Ministerialdirektor Dr. Ritter trug den Stand der Handelsvertragsverhandlungen mit Rumänien vor1, wie er in der als Anlage 1 der Niederschrift beigefügten Aufzeichnung des Auswärtigen Amts niedergelegt ist2. Er wies darauf hin, daß die zur Zeit in Berlin sich aufhaltende rumänische Delegation in der Erwartung hierhergekommen[2115] sei, die mit Ministerialdirektor Dr. Posse in Bukarest kürzlich getroffenen Vereinbarungen nun zu Ende zu führen. Diese Vereinbarungen entsprächen dem Sinne des im Sommer vom Kabinett genehmigten Vertrags. Das Auswärtige Amt erwartet, daß die Schwierigkeiten wegen der Präferenzzölle, die zur Zeit die Durchführung dieses Vertrags noch hinderten, im Wege weiterer Verhandlungen behoben werden könnten, so daß im Frühjahr der ganze Vertrag in Kraft treten könne. Bis dahin solle der von der Zollpräferenz unabhängige Teil des Vertrages mit dem gegenwärtig geltenden Provisorium verschmolzen werden. Für Mais solle bis zum Februar eine Sonderregelung getroffen werden.

Er bäte um die Genehmigung zu dieser Regelung. Dabei müsse auch, wie im Fall des Ungarnvertrags3, die Verpflichtung eingeschlossen sein, die betreffenden Viehmengen an der Grenze von den Rumänen unbedingt zu übernehmen.

Ministerialdirektor Dr. Posse erklärte, sich dieser Bitte mit Nachdruck anschließen zu müssen, und zwar nicht nur wegen der den Rumänen bereits gemachten Zusagen und deren Prestige, sondern namentlich auch wegen der deutschen Interessen an dem ganzen Vertrage. Die gesamte Exportlage Deutschlands sei rückläufig4. Dazu trügen die Währungsereignisse und besondere Schutzmaßnahmen in fast allen europäischen Ländern bei. Der Balkan biete verhältnismäßig noch die besten Möglichkeiten für den deutschen Ausfuhrhandel. Die Haltung der betreffenden Völker sei derart, daß sogar eine außerordentlich günstige Entwicklung des deutschen Exports erwartet werden dürfe, sobald die Krisenverhältnisse überwunden wären.
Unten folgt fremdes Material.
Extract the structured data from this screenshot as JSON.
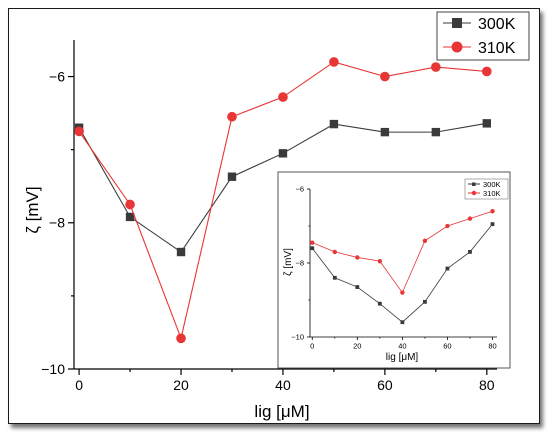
{
  "colors": {
    "series_300K": "#3a3a3a",
    "series_310K": "#e83535"
  },
  "chart_data": [
    {
      "type": "line",
      "xlabel": "lig [μM]",
      "ylabel": "ζ [mV]",
      "xlim": [
        -1,
        82
      ],
      "ylim": [
        -10,
        -5.5
      ],
      "xticks": [
        0,
        20,
        40,
        60,
        80
      ],
      "yticks": [
        -10,
        -8,
        -6
      ],
      "x": [
        0,
        10,
        20,
        30,
        40,
        50,
        60,
        70,
        80
      ],
      "series": [
        {
          "name": "300K",
          "marker": "square",
          "values": [
            -6.7,
            -7.92,
            -8.4,
            -7.37,
            -7.05,
            -6.65,
            -6.76,
            -6.76,
            -6.64
          ]
        },
        {
          "name": "310K",
          "marker": "circle",
          "values": [
            -6.75,
            -7.75,
            -9.58,
            -6.55,
            -6.28,
            -5.8,
            -6.0,
            -5.87,
            -5.93
          ]
        }
      ],
      "legend": "top-right",
      "grid": false
    },
    {
      "type": "line",
      "xlabel": "lig [μM]",
      "ylabel": "ζ [mV]",
      "xlim": [
        -1,
        82
      ],
      "ylim": [
        -10,
        -6
      ],
      "xticks": [
        0,
        20,
        40,
        60,
        80
      ],
      "yticks": [
        -10,
        -8,
        -6
      ],
      "x": [
        0,
        10,
        20,
        30,
        40,
        50,
        60,
        70,
        80
      ],
      "series": [
        {
          "name": "300K",
          "marker": "square",
          "values": [
            -7.6,
            -8.4,
            -8.65,
            -9.1,
            -9.6,
            -9.05,
            -8.15,
            -7.7,
            -6.95
          ]
        },
        {
          "name": "310K",
          "marker": "circle",
          "values": [
            -7.45,
            -7.7,
            -7.85,
            -7.95,
            -8.8,
            -7.4,
            -7.0,
            -6.8,
            -6.6
          ]
        }
      ],
      "legend": "top-right",
      "grid": false
    }
  ]
}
Der mit Rumänien vorgesehene Vertrag sei ein Weg zu diesem Ziel. Er habe bestimmte Hoffnung, diesen Vertrag einschließlich der Präferenzzölle durchzubringen. Für die Präferenzzölle setze sich neuerdings sogar Frankreich ein.

Zu dem Maisabkommen solle Rumänien das Recht erhalten, das Abkommen zu kündigen, wenn wir nicht im Januar und Februar 100 000 t Gerste abnehmen würden.
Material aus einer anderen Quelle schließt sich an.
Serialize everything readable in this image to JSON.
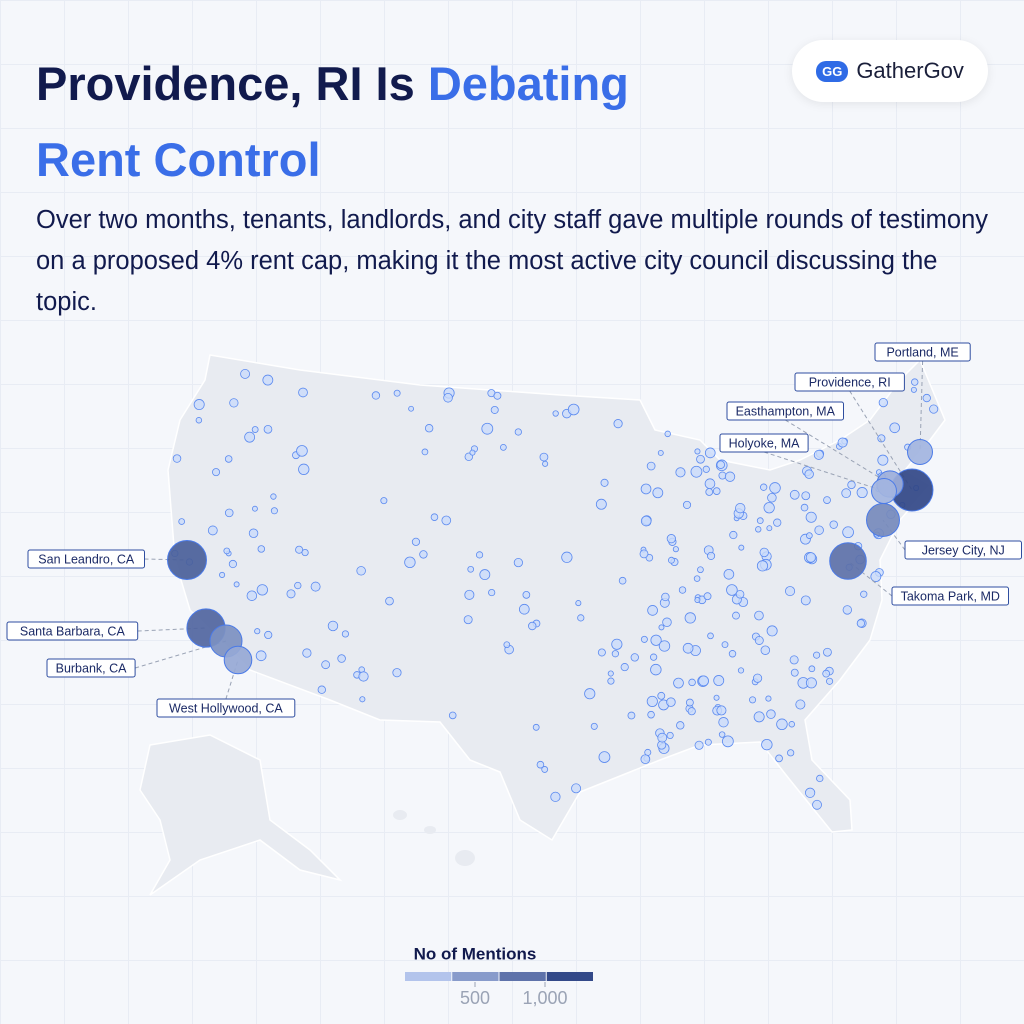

Das Viehabkommen hänge mit der Maisfrage zusammen. Praktisch sei dieses für Rumänien von geringem Wert, weil die Marktpreise in Deutschland so heruntergegangen seien, daß die Rumänen in absehbarer Zeit bei den hohen Transportkosten keine Aussicht hätten, Vieh in Deutschland abzusetzen. Die Rumänen hätten auch selbst bereits erklärt, nicht damit zu rechnen. Das Viehabkommen sei aber für Rumänien eine Prestigefrage. Es wolle nicht schlechter gestellt sein als Ungarn.

Der Reichsminister für Ernährung und Landwirtschaft bedauerte, daß seiner Ansicht nach der Vertrag vom Sommer bezüglich Mais und Gerste verschlechtert worden sei. Über die Präferenz hinaus habe man sich auf Zahlen eingelassen. Das habe dazu geführt, daß Rumänien seine Ansprüche verschärft habe. Unsere Gesamtmaiseinfuhr von allen in Frage kommenden Ländern zusammen belaufe sich im Monat Dezember auf etwa 33 000 t. Daraus ergebe sich, daß die Zusage zur Abnahme von 100 000 t Gerste im Monat zu weit gehe. Außerdem dürfe nach dem Monat Februar von Zahlen überhaupt nicht mehr die Rede sein.

[2116] Bezüglich des Viehabkommens weigere er sich nicht, auf den Boden der Verträge zu treten unter besonderen Bedingungen, die er zum Schluß angeben werde.

In der veterinärpolizeilichen Frage wolle man seiner Ansicht nach auch weitergehen als im Juni d. Js.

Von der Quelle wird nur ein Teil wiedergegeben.